A notebook node in a Redivis project provides an integrated environment for performing data analysis, connecting Redivis tables to the scientific compute stack in Python, R, SAS, and Stata. Redivis notebooks are built on top of Jupyter notebooks and the
.ipynb notebook format.
From within a notebook, you will be able to query and analyze any data within your project. Importantly, because data referenced in a notebook never leaves Redivis, you can securely analyze data that would otherwise be bound by export restrictions.
Create a notebook by clicking on any table in a project you have edit access to and selecting + Notebook. By default this notebook will come with code that references the table it was created from.
Notebook nodes need to be started in order to edit or execute cells. When first clicking on a notebook node, you will see a read-only view of its contents (including cell outputs). Click the purple Start notebook button in the top right section to connect this notebook to compute resources.
All Redivis notebooks support real-time collaboration, allowing multiple editors to edit and run cells in a running notebook. When another editor is active in a notebook, you will see a colored cursor associated with them (much like a Google Doc).
Notebooks are currently deployed with access to 2 CPUs and 8GB working memory, alongside a 50GB hard disk. These values may fluctuate based on system utilization. As a rule of thumb, notebooks will easily support interactive analysis of tables up to ~1GB; if your table is larger, try reducing it first by creating a transform.
All notebooks come with a number of common packages pre-installed, depending on the notebook type. Each notebook can also be extended with a dependencies startup script, which contains a series of commands that are run within the notebook container on startup. These commands are executed within the system shell; for example:
# Install python packages via pip (or conda)pip install plotly# Install R packages by invoking R directlyR -e 'install.packages("vioplot")'
Notebooks have a maximum lifetime of 6 hours, and after 30 minutes of inactivity, any running notebook will automatically be stopped. All notebooks are automatically saved as they are edited.
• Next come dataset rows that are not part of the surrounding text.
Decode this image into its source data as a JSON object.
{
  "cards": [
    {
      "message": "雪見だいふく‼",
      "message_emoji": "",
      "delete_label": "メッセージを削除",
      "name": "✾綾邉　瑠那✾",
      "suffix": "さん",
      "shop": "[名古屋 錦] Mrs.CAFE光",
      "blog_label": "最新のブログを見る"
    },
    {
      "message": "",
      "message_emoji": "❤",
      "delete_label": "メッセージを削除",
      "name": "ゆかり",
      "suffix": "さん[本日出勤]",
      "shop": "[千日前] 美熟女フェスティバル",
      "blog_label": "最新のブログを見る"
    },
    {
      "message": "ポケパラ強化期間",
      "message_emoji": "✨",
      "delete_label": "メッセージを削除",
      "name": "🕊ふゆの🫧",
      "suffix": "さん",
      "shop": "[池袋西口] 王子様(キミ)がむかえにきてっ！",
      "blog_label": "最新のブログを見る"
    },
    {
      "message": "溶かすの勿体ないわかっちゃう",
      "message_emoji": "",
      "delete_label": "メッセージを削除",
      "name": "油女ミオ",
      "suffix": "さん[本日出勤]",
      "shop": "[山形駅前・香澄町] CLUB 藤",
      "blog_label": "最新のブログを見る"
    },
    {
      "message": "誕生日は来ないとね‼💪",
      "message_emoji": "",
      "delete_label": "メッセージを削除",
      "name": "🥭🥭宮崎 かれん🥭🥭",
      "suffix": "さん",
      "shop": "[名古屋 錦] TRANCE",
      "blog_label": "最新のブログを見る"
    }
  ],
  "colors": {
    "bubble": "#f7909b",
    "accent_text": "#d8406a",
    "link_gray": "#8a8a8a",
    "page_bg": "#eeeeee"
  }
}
Notebook state (e.g., stored variables) is persisted between restarts, allowing you to resume work where it was left off without needing to re-run all previous cells. This is implemented via the
dill library in python, and the
save.image() command in R. For python notebooks, there are certain documented limitations with the dill library, and in some scenarios you may still need to rerun your cells when starting your notebook.
Notebooks can be downloaded as PDF, HTML, and .ipynb files by clicking the three-dot More button at the top right of the notebook. You will be given the option of whether to include cell outputs in your export — it is important that you ensure the outputs displayed in your notebook do not contain sensitive data, and that your subsequent distribution is in compliance with any data use agreements.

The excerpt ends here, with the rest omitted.